According to him, the under-representation in extant context is not defined in vacuum but by the constitutional formula that defines the basis of representation. “Therefore, non-compliance with the constitutional provision has directly resulted to under-representation in those States Houses of Assembly where the prescribed number of members or representatives has not been met”, he said.
Adewopo added that in view of the fact that the adjustment or otherwise of electoral boundaries can greatly affect the outcome of elections, it therefore means that how constituencies are segmented can influence the number of seats political parties hold and what party controls the legislature and to a large extent, affect good governance, democratic dividend and development in terms of the quantity and quality of elected representatives.
His words: “In order to have effective representation of voters, smooth logistics for the conduct of credible polls and timely release of results, easy accessibility to voters and access to collation stations, there should be periodic delimitation of constituencies.
“A constituency outlines the representative physical boundaries of the particular area for the purposes of conducting credible elections, gives voters direct link to the elected for the purposes of holding them accountable. “Delimitation of constituencies must not only be seen to comply with the constitutional provisions but must also ensure that the demarcation of the electoral boundaries between the states, senatorial districts, federal and state constituencies is efficiently and equitably carried out. This will go a long way in strengthening democracy, equal representation, inclusiveness and social justice. ”
In his presentation titled, constituency delimitation and the role of INEC, former Dean, Faculty of Law, University of Jos, Joash O. Amupitan (SAN), said constituency delimitation should be seen as part of electoral reform processes. As such, he stated that a review of the process is necessary to address grievances that emanate from stakeholders. “It is therefore as important as conducting elections.

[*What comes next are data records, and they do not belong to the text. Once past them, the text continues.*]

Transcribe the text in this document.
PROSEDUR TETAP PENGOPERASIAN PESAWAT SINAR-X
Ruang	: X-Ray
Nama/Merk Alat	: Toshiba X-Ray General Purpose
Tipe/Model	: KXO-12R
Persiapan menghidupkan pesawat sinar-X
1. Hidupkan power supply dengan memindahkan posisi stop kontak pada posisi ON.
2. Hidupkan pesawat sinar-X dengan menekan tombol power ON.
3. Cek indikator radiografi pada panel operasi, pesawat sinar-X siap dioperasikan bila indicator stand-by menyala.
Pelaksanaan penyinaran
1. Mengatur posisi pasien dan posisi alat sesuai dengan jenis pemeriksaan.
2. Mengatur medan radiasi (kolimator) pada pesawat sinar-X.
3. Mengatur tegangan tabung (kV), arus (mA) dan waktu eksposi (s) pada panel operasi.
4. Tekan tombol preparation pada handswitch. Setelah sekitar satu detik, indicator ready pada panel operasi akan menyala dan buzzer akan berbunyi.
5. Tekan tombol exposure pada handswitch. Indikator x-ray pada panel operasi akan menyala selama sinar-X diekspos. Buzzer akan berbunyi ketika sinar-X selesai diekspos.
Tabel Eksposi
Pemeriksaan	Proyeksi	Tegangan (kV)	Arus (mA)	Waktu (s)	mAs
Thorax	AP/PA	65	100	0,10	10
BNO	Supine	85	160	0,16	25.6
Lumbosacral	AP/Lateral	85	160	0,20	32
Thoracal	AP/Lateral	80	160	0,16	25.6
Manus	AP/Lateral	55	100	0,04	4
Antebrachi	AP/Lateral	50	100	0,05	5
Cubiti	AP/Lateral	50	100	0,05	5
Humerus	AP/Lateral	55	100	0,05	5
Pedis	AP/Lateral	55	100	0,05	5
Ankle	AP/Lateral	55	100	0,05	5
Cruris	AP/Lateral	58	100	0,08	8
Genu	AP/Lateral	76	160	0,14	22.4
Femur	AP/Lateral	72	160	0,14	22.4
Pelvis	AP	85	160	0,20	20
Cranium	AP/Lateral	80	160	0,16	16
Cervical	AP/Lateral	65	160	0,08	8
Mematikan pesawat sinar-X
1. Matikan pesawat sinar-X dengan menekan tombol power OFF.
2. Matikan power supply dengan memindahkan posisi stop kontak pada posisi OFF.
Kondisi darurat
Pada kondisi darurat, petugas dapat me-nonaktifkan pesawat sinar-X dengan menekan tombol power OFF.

We may therefore continue to discuss electoral reforms for the next decade and not get it right except we are able to interrogate some national questions brought about by undue political gerrymandering in Nigeria,” he submitted.
Amupitan noted that the responsibility of conducting elections in Nigeria and of constituency delimitation are trusted on INEC but unfortunately, it has failed in that constitutional responsibility.
He consequently, recommended that the Boundary Commission should cone up with a model for the conduct of constituency delimitation in country, while INEC and political parties are represented in the committee to be set up by the Boundary Commission to undertake the task.